Her astonishing rise up from the grass-roots, her total lack of self-importance, and her ordinary American values and modest lifestyle reveal her to be the kind of hard-working, optimistic, ordinary American who made this country the greatest, most powerful nation on the face of the earth.

This isn’t political analysis.  This is that crumpled, moist, slightly smeary note you leave in the locker of that incredibly cute girl from Home Room who gives you wet dreams, after you tried and failed to talk to during Nutrition Break.

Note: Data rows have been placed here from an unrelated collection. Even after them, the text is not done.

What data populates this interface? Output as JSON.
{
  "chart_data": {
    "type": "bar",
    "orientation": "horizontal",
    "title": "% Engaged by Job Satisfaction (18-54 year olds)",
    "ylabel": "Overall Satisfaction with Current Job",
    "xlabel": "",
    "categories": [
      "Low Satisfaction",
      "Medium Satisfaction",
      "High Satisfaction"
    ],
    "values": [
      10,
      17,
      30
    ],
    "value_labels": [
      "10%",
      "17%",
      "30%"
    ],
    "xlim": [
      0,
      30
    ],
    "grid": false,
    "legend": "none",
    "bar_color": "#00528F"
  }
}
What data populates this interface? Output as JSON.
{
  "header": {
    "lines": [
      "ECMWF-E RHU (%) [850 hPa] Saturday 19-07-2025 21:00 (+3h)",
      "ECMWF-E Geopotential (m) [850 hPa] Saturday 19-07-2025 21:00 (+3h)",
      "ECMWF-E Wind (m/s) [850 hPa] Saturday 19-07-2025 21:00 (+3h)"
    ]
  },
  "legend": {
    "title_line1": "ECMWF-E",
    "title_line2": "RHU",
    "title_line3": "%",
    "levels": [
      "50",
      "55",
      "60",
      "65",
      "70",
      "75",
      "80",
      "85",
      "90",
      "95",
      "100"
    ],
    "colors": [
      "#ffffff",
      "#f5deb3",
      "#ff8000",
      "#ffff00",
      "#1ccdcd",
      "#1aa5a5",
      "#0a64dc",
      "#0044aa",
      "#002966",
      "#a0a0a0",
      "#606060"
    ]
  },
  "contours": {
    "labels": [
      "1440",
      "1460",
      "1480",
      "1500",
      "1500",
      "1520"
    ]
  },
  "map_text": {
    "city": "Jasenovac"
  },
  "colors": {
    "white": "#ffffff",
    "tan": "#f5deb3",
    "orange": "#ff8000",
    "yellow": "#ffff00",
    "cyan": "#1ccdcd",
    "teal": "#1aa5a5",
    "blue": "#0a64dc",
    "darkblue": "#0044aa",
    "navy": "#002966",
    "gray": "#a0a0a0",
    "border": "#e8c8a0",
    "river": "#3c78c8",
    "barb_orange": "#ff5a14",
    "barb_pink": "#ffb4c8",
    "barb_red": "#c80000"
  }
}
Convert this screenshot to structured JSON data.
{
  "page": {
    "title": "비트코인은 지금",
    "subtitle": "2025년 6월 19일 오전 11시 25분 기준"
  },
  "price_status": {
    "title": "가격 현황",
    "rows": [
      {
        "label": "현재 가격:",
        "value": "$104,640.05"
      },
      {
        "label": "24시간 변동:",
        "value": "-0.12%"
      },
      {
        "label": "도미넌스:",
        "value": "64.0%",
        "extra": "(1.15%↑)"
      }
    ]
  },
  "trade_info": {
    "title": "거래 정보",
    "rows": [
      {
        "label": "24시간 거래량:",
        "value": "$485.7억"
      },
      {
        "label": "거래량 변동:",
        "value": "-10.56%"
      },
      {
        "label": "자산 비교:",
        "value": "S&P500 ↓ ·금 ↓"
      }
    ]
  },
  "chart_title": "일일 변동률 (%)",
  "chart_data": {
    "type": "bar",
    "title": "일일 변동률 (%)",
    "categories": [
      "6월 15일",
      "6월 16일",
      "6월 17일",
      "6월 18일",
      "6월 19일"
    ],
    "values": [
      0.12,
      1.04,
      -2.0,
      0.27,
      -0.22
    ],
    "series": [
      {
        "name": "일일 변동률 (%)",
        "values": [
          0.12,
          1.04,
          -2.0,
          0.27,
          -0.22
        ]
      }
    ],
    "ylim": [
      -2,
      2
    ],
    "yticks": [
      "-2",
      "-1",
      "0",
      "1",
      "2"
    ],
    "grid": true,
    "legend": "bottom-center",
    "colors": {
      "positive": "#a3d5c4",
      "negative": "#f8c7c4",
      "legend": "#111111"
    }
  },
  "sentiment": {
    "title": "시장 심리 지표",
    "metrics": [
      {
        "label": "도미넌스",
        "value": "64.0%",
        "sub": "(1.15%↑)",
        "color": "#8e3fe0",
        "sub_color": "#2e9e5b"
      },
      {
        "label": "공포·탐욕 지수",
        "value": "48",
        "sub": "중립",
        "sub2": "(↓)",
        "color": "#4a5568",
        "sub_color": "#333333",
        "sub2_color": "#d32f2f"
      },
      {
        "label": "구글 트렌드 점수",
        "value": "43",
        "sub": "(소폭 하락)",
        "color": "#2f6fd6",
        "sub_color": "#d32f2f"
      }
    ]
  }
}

As hard as you might try, you won’t find that kind of plain-spoken, down-to-earth, self-reliant American in the upper ranks of the liberal-infested, elitist Democratic Party, or in the Obama campaign.

So rest easy Democrats.  Yes, you may be infested with liberals, your cats may have ringworm, but rest assured that tonight Michael Reagan will not be masturbating to images of you he downloaded off the RNC website.

Sarah Palin didn’t go to Harvard, or fiddle around in urban neighborhood leftist activism

i.e., she didn’t waste her precious youth treating black people like they might have legitimate problems; instead she served her country the All-American way: by getting spiral perms and entering beauty pageants.

Instead she took on the corrupt establishment in Alaska and beat it

Yes!  Beat it!  Beat it hard!  Beat it SAVAGELY…Oh Sarah…!

…rising to the governorship…

Yes!  It’s rising…!

Welcome back, Dad, even if you’re wearing a dress and bearing children this time around.

[Sound of Tires Screeching]

Okay.  This may be the worst slash fiction I’ve ever read.